As “medical” readers might have guessed from the title, this post concerns the nomenclature of microbial resistance testing. For those unfamiliar, panels of antimicrobial compounds are tested against a sample of microbial pathogens (often cultured) from a patient. Technical specifics aside, when this sort of testing is ordered, the managing physician gets a report back that will often divide the tested drugs into groups, with (hopefully) some that will effective against the pathogen on one end of the spectrum, some that would do little to nothing on the other end, and some in the middle ground. Intuitively, these results are used to help guide treatment of infectious diseases.

Unlike the opening sentence of this post, “resistance” is seldom the term used in labelling these sorts of tests, and instead they are often called either “sensitivities” or “susceptibilities” (e.g., a blood culture is ordered with these to be reported). The choice of terminology seems to vary by location and organization unpredictably, but my purpose in writing this post is to argue that “sensitivity” (when used to mean “microbial sensitivity”) should be abandoned in favor of “susceptibility.”

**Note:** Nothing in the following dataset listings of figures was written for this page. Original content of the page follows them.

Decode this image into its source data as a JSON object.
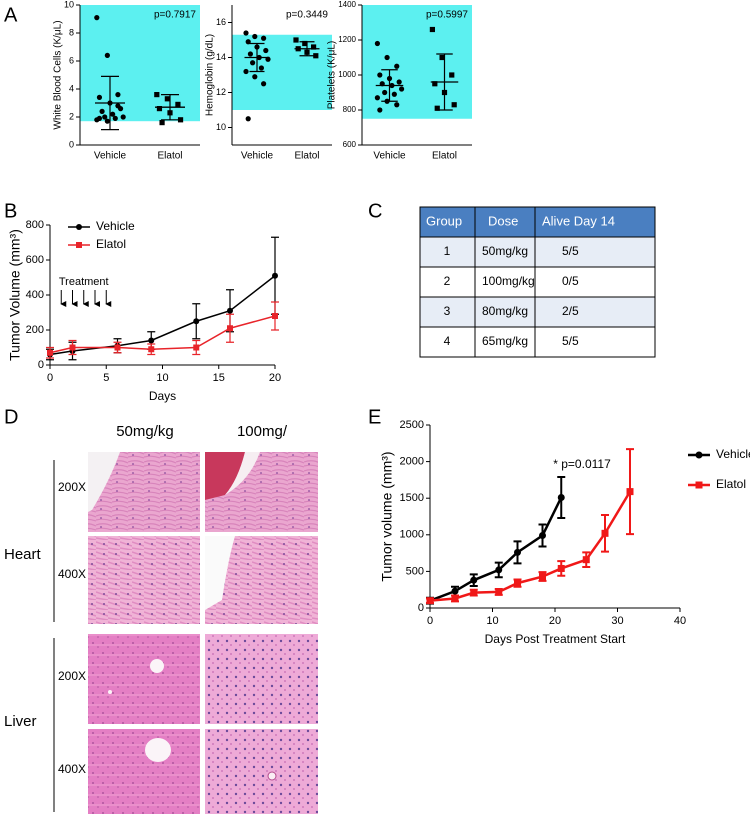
{
  "panels": [
    "A",
    "B",
    "C",
    "D",
    "E"
  ],
  "chart_data": [
    {
      "type": "strip",
      "y_label": "White Blood Cells (K/μL)",
      "categories": [
        "Vehicle",
        "Elatol"
      ],
      "values": [
        [
          9.1,
          6.4,
          3.6,
          3.4,
          3.0,
          2.6,
          2.4,
          2.2,
          2.0,
          2.0,
          1.9,
          1.8,
          1.7,
          2.8,
          1.9
        ],
        [
          3.6,
          3.3,
          2.9,
          2.6,
          2.3,
          1.8,
          1.6
        ]
      ],
      "means": [
        3.0,
        2.7
      ],
      "sd": [
        1.9,
        0.9
      ],
      "markers": [
        "circle",
        "square"
      ],
      "color": "#000000",
      "reference_range": [
        1.7,
        10
      ],
      "band_color": "#5cf0f0",
      "annotation": "p=0.7917",
      "ylim": [
        0,
        10
      ],
      "yticks": [
        0,
        2,
        4,
        6,
        8,
        10
      ]
    },
    {
      "type": "strip",
      "y_label": "Hemoglobin (g/dL)",
      "categories": [
        "Vehicle",
        "Elatol"
      ],
      "values": [
        [
          15.4,
          15.2,
          15.1,
          14.9,
          14.6,
          14.4,
          14.2,
          14.0,
          13.9,
          13.7,
          13.4,
          13.2,
          12.9,
          12.5,
          10.5
        ],
        [
          15.0,
          14.8,
          14.6,
          14.5,
          14.3,
          14.1
        ]
      ],
      "means": [
        14.0,
        14.5
      ],
      "sd": [
        0.8,
        0.4
      ],
      "markers": [
        "circle",
        "square"
      ],
      "color": "#000000",
      "reference_range": [
        11,
        15.3
      ],
      "band_color": "#5cf0f0",
      "annotation": "p=0.3449",
      "ylim": [
        9,
        17
      ],
      "yticks": [
        10,
        12,
        14,
        16
      ]
    },
    {
      "type": "strip",
      "y_label": "Platelets (K/μL)",
      "categories": [
        "Vehicle",
        "Elatol"
      ],
      "values": [
        [
          1180,
          1100,
          1050,
          1000,
          980,
          960,
          950,
          940,
          920,
          900,
          890,
          870,
          850,
          830,
          800
        ],
        [
          1260,
          1100,
          1000,
          950,
          900,
          830,
          810
        ]
      ],
      "means": [
        940,
        960
      ],
      "sd": [
        90,
        160
      ],
      "markers": [
        "circle",
        "square"
      ],
      "color": "#000000",
      "reference_range": [
        750,
        1400
      ],
      "band_color": "#5cf0f0",
      "annotation": "p=0.5997",
      "ylim": [
        600,
        1400
      ],
      "yticks": [
        600,
        800,
        1000,
        1200,
        1400
      ]
    },
    {
      "type": "line",
      "x_label": "Days",
      "y_label": "Tumor Volume (mm³)",
      "legend": "upper left",
      "series": [
        {
          "name": "Vehicle",
          "color": "#000000",
          "marker": "circle",
          "x": [
            0,
            2,
            6,
            9,
            13,
            16,
            20
          ],
          "values": [
            60,
            80,
            110,
            140,
            250,
            310,
            510
          ],
          "errors": [
            30,
            50,
            40,
            50,
            100,
            120,
            220
          ]
        },
        {
          "name": "Elatol",
          "color": "#e8242a",
          "marker": "square",
          "x": [
            0,
            2,
            6,
            9,
            13,
            16,
            20
          ],
          "values": [
            70,
            100,
            100,
            90,
            100,
            210,
            280
          ],
          "errors": [
            30,
            40,
            30,
            30,
            40,
            80,
            80
          ]
        }
      ],
      "annotation": "Treatment",
      "treatment_days": [
        1,
        2,
        3,
        4,
        5
      ],
      "xlim": [
        0,
        20
      ],
      "xticks": [
        0,
        5,
        10,
        15,
        20
      ],
      "ylim": [
        0,
        800
      ],
      "yticks": [
        0,
        200,
        400,
        600,
        800
      ]
    },
    {
      "type": "line",
      "x_label": "Days Post Treatment Start",
      "y_label": "Tumor volume (mm³)",
      "legend": "right outside",
      "series": [
        {
          "name": "Vehicle",
          "color": "#000000",
          "marker": "circle",
          "x": [
            0,
            4,
            7,
            11,
            14,
            18,
            21
          ],
          "values": [
            100,
            230,
            380,
            520,
            760,
            990,
            1510
          ],
          "errors": [
            40,
            60,
            80,
            100,
            150,
            150,
            280
          ]
        },
        {
          "name": "Elatol",
          "color": "#f01818",
          "marker": "square",
          "x": [
            0,
            4,
            7,
            11,
            14,
            18,
            21,
            25,
            28,
            32
          ],
          "values": [
            100,
            130,
            210,
            220,
            340,
            430,
            540,
            660,
            1020,
            1590
          ],
          "errors": [
            30,
            40,
            40,
            40,
            50,
            60,
            100,
            100,
            250,
            580
          ]
        }
      ],
      "annotation": "* p=0.0117",
      "xlim": [
        0,
        40
      ],
      "xticks": [
        0,
        10,
        20,
        30,
        40
      ],
      "ylim": [
        0,
        2500
      ],
      "yticks": [
        0,
        500,
        1000,
        1500,
        2000,
        2500
      ]
    }
  ],
  "table": {
    "headers": [
      "Group",
      "Dose",
      "Alive Day 14"
    ],
    "rows": [
      [
        "1",
        "50mg/kg",
        "5/5"
      ],
      [
        "2",
        "100mg/kg",
        "0/5"
      ],
      [
        "3",
        "80mg/kg",
        "2/5"
      ],
      [
        "4",
        "65mg/kg",
        "5/5"
      ]
    ]
  },
  "histology": {
    "columns": [
      "50mg/kg",
      "100mg/"
    ],
    "rows": [
      {
        "tissue": "Heart",
        "magnifications": [
          "200X",
          "400X"
        ]
      },
      {
        "tissue": "Liver",
        "magnifications": [
          "200X",
          "400X"
        ]
      }
    ]
  }
}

The best reason I can offer is clarity: “sensitivity” is already a pervasive term used to refer to a diagnostic performance characteristic of a test, and using it in reference to a test in a different manner is an invitation for confusion. If it seems like I’m exaggerating, just know that I’ve actually been in a conversation where my mention of the “sensitivity” of a urine culture resulted in exactly this sort of confusion. On the other hand, “susceptibility” is unambiguous, as it is implausible that it refers to anything but the microbes’ resistance profile when used in the context of a microbial culture.

Further, “susceptibility” seems to better connote the intended message, conveying a sense of disposition to potential harm (that is, to the microbes) beyond that which could reasonably be inferred from the property of “sensitivity.”

Though the impact may be minor, a conscious choice to use better terminology is easy in this case, where (to my knowledge) no camps exist favoring one term or another. At least from my perspective, the choice is easy.